2.) Ins't this approach inherently "dangerous"? Using async queries for writing cache may improve speed, but the application is now under the wrong assumption that the operation has been performed. I can think of at least one scenario where this could become a problem:
#1 Read from cache.
#2 Cache is empty
#3 Acquire lock
#4 Fetch from DB.
#5 Write to cache (cache write is actually delayed. This is my assumption of how async queries work, since I've never used the mysql async feature before, please correct me if I'm wrong. If I'm wrong, just ignore this post :-).
#6 Release lock
The above scenario is a standard cache/lock pattern, and using async queries for the cache could potentially introduce a thundering herd problem, which the lock is supposed to eliminate. It sounds like this is the issue you addressed for the test bot. However, I think your solution with re-using the connection from the pool will only solve the problem inside that particular thread. Once concurrency is added, the problem will remain.

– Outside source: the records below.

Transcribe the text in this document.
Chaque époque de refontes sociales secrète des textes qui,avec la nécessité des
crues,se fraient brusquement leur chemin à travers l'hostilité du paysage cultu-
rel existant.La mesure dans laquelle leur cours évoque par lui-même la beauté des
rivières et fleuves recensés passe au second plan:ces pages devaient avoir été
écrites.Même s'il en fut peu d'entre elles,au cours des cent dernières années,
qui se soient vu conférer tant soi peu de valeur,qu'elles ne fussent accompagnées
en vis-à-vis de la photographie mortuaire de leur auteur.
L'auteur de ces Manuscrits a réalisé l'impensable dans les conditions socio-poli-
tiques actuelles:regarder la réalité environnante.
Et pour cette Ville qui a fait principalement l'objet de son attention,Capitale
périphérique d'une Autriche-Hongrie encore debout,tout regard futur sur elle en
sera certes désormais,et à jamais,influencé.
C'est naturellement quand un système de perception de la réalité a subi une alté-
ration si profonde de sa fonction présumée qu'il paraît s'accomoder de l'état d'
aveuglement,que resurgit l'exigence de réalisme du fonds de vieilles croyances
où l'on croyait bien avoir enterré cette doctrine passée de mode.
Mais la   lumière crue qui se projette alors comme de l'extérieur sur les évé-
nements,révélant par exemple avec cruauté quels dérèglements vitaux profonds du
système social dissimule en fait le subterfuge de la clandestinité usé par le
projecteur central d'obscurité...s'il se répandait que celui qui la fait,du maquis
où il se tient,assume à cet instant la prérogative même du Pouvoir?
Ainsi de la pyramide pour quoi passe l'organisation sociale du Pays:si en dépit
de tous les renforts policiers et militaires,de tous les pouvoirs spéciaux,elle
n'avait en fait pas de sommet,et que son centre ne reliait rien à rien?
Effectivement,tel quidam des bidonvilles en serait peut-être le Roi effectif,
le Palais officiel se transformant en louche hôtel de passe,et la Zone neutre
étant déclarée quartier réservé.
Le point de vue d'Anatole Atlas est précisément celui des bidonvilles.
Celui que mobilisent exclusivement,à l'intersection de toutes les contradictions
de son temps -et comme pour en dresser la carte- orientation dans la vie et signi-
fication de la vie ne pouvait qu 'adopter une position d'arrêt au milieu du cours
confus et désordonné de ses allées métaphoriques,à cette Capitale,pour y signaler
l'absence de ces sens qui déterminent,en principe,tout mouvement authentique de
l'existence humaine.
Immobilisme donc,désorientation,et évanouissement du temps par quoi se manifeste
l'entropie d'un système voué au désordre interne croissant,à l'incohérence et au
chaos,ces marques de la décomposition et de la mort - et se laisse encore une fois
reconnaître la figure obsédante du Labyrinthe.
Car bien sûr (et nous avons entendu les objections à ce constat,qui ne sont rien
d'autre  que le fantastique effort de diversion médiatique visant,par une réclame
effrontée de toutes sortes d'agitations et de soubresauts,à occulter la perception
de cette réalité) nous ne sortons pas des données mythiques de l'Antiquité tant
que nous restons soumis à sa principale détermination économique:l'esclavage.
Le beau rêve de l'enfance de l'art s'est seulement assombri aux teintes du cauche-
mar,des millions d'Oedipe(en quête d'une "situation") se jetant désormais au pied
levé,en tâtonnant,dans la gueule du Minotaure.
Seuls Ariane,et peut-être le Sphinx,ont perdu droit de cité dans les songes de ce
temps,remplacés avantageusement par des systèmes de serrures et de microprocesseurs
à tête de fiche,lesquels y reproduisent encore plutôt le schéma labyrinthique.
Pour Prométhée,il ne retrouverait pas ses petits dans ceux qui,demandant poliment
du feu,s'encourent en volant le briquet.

Also; using another connection for the cache introduces this problem: #1679344: Race condition in node_save() when not using DB for cache_field
Comment #39
mikeytown2 CreditAttribution: mikeytown2 commentedI recently created a cache module. It works around the cache_field race condition by using the core db connection so that operation happens inside of the transaction.
https://www.drupal.org/project/apdqc
I'll be creating a lock.inc for apdqc (#2387371: Create a lock back end that uses the APDQC connection) which can have some logic so that the lock doesn't get released until the write to the db is complete.
Comment #40
Sara101 CreditAttribution: Sara101 commentedIs this patch still recommended if using the Asynchronous Prefetch Database Query Cache module or is the module a replacement for this issue?
Comment #41
ibtisem CreditAttribution: ibtisem commentedHi ,
I am working on Drupal 7.69 for website on linux server and mysql . when i run the cache since backend : (/admin/config/development/performance) I face an error :-
PDOException: SQLSTATE[HY000]: SQLSTATE[40001]: Serialization failure: General error: 1205 Lock wait timeout exceeded; try restarting transaction ... after that the server freezes and website inaccessible .
After searching on similar issues I found that solution suggested are using :
add to settings.php file
$databases['default']['default']['init_commands']['isolation'] = "SET SESSION tx_isolation='READ-COMMITTED'";
can this line correct the deadlock error ?
Any suggestions would be appreciated.
Thanks